Virtualization is the process of simulating another object's interface. A virtual version behaves roughly as the real version. We need three abstractions for each virtual machine:

1. Interpreter
2. Links
3. Memory

In our example with the three computers, virtualization would eliminate two computers by replacing them with processes and virtualize them into one machine. However, the modularity is not 100% perfect, because the three virtual machines are physically tied to each other. For example, a power outage would cause all three processes to fail. Nevertheless, the modularization is much harder than in the simple function call case: for instance, the processes will not be able to scribble over each other's memory.

In order to achieve virtualization, we need help from the processor. We need a virtualizable processor. For example:

• hsc and other privileged instructions have to trap into the kernel. In other words, the kernel gets control when the virtual computer executes.
• If one virtual computer goes into an infinite loop, the virtualization layer (i.e. the kernel) would need to use a timer interrupt. A timer interrupt is a mechanism in which the virtual computer gives the kernel control periodically. This prevents infinite loops.

We have now virtualized every part of the Von Neumann computer. Each of these virtual computers are called a process.

A process is like a virtual computer. A process is: a program in execution in an isolated domain.

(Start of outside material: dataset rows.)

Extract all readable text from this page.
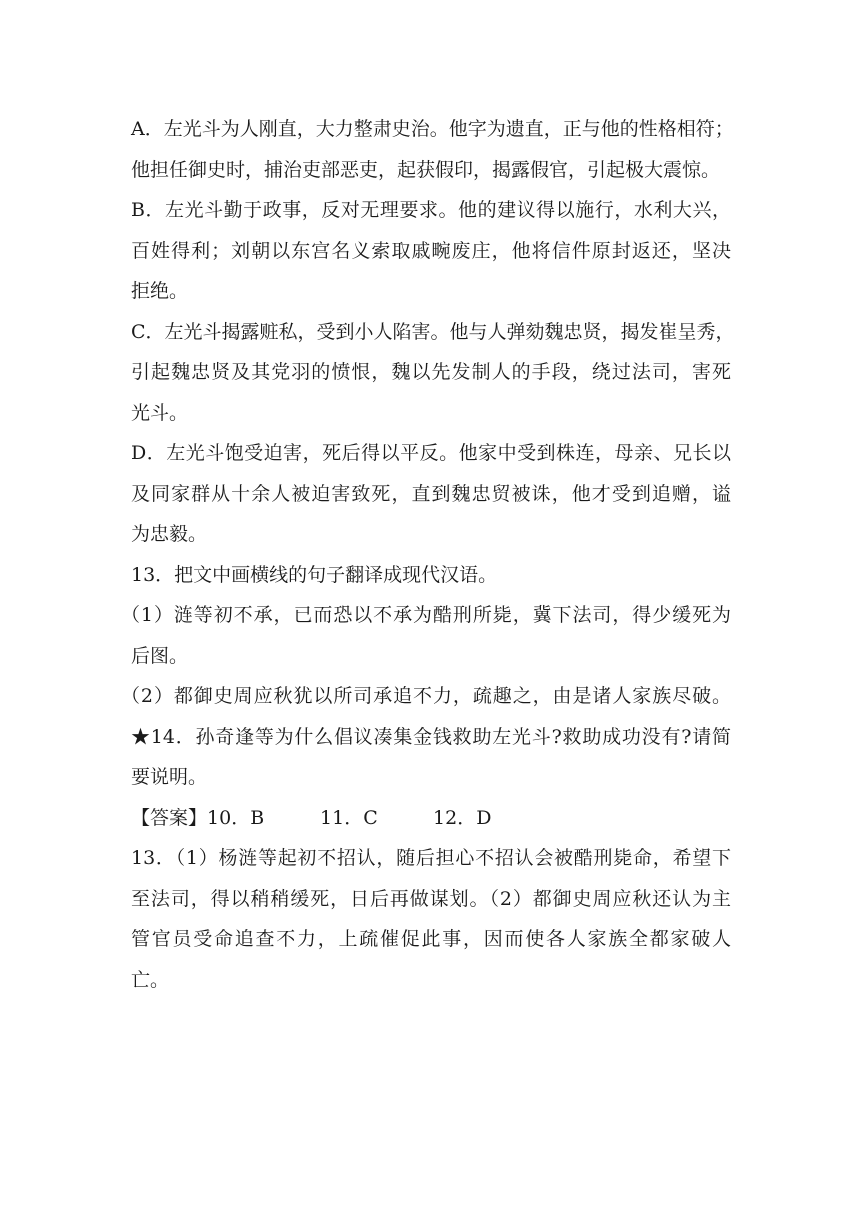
A．左光斗为人刚直，大力整肃史治。他字为遗直，正与他的性格相符；
他担任御史时，捕治吏部恶吏，起获假印，揭露假官，引起极大震惊。
B．左光斗勤于政事，反对无理要求。他的建议得以施行，水利大兴，
百姓得利；刘朝以东宫名义索取戚畹废庄，他将信件原封返还，坚决
拒绝。
C．左光斗揭露赃私，受到小人陷害。他与人弹劾魏忠贤，揭发崔呈秀，
引起魏忠贤及其党羽的愤恨，魏以先发制人的手段，绕过法司，害死
光斗。
D．左光斗饱受迫害，死后得以平反。他家中受到株连，母亲、兄长以
及同家群从十余人被迫害致死，直到魏忠贸被诛，他才受到追赠，谥
为忠毅。
13．把文中画横线的句子翻译成现代汉语。
（1）涟等初不承，已而恐以不承为酷刑所毙，冀下法司，得少缓死为
后图。
（2）都御史周应秋犹以所司承追不力，疏趣之，由是诸人家族尽破。
★14．孙奇逢等为什么倡议凑集金钱救助左光斗?救助成功没有?请简
要说明。
【答案】 10．B	11．C	12．D
13．（1）杨涟等起初不招认，随后担心不招认会被酷刑毙命，希望下
至法司，得以稍稍缓死，日后再做谋划。（2）都御史周应秋还认为主
管官员受命追查不力，上疏催促此事，因而使各人家族全都家破人
亡。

A program is a collection of instructions that achieve a specific function.

In this setup, the message channel are the files. The same interface (i.e. read and write) that applies to the disk can be used for message channels! Unix's big idea: Everything is a file.

     translate < file | wordcount

The bad way to do it:

1. Start translation
2. Start word count
3. Change translate program to read from file
4. Change translate program to write to word count
5. Change word count program to read from translate

Steps 3 through 5 are bad, because we're changing the processes' state after they have already started. This violates virtualization; the process could already be in a different state from its original state. Instead, we change the message channel using two Unix functions:

     pid_t fork()          // makes a copy of the current process called the child process
     int execvp(const char *file, char *const argv[]); // replaces current process with a new program (EXCEPT: file descriptors)

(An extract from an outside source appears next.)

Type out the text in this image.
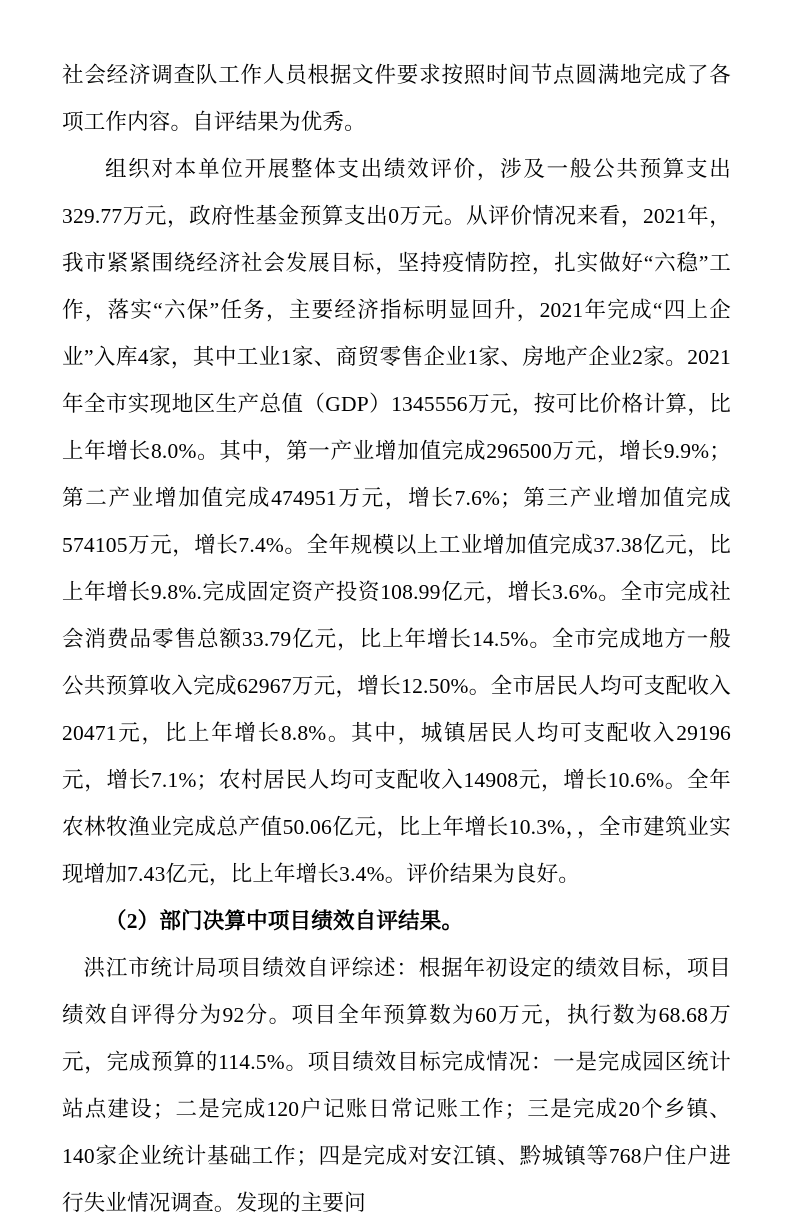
社会经济调查队工作人员根据文件要求按照时间节点圆满地完成了各项工作内容。自评结果为优秀。

组织对本单位开展整体支出绩效评价，涉及一般公共预算支出329.77万元，政府性基金预算支出0万元。从评价情况来看，2021年，我市紧紧围绕经济社会发展目标，坚持疫情防控，扎实做好“六稳”工作，落实“六保”任务，主要经济指标明显回升，2021年完成“四上企业”入库4家，其中工业1家、商贸零售企业1家、房地产企业2家。2021年全市实现地区生产总值（GDP）1345556万元，按可比价格计算，比上年增长8.0%。其中，第一产业增加值完成296500万元，增长9.9%；第二产业增加值完成474951万元，增长7.6%；第三产业增加值完成574105万元，增长7.4%。全年规模以上工业增加值完成37.38亿元，比上年增长9.8%.完成固定资产投资108.99亿元，增长3.6%。全市完成社会消费品零售总额33.79亿元，比上年增长14.5%。全市完成地方一般公共预算收入完成62967万元，增长12.50%。全市居民人均可支配收入20471元，比上年增长8.8%。其中，城镇居民人均可支配收入29196元，增长7.1%；农村居民人均可支配收入14908元，增长10.6%。全年农林牧渔业完成总产值50.06亿元，比上年增长10.3%，，全市建筑业实现增加7.43亿元，比上年增长3.4%。评价结果为良好。

（2）部门决算中项目绩效自评结果。

洪江市统计局项目绩效自评综述：根据年初设定的绩效目标，项目绩效自评得分为92分。项目全年预算数为60万元，执行数为68.68万元，完成预算的114.5%。项目绩效目标完成情况：一是完成园区统计站点建设；二是完成120户记账日常记账工作；三是完成20个乡镇、140家企业统计基础工作；四是完成对安江镇、黔城镇等768户住户进行失业情况调查。发现的主要问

To distinguish between the two copies (parent and child) of the process, fork returns different values in both programs. The child process will return a 0 and the parent process returns the child pid. If a failure occurs, the return value will be -1.

execvp takes two arguments: *file should point to the file name to be executed, and argv[] is an array of pointers to arguments of the file that we want to execute. If execvp returns -1, then an error has occurred.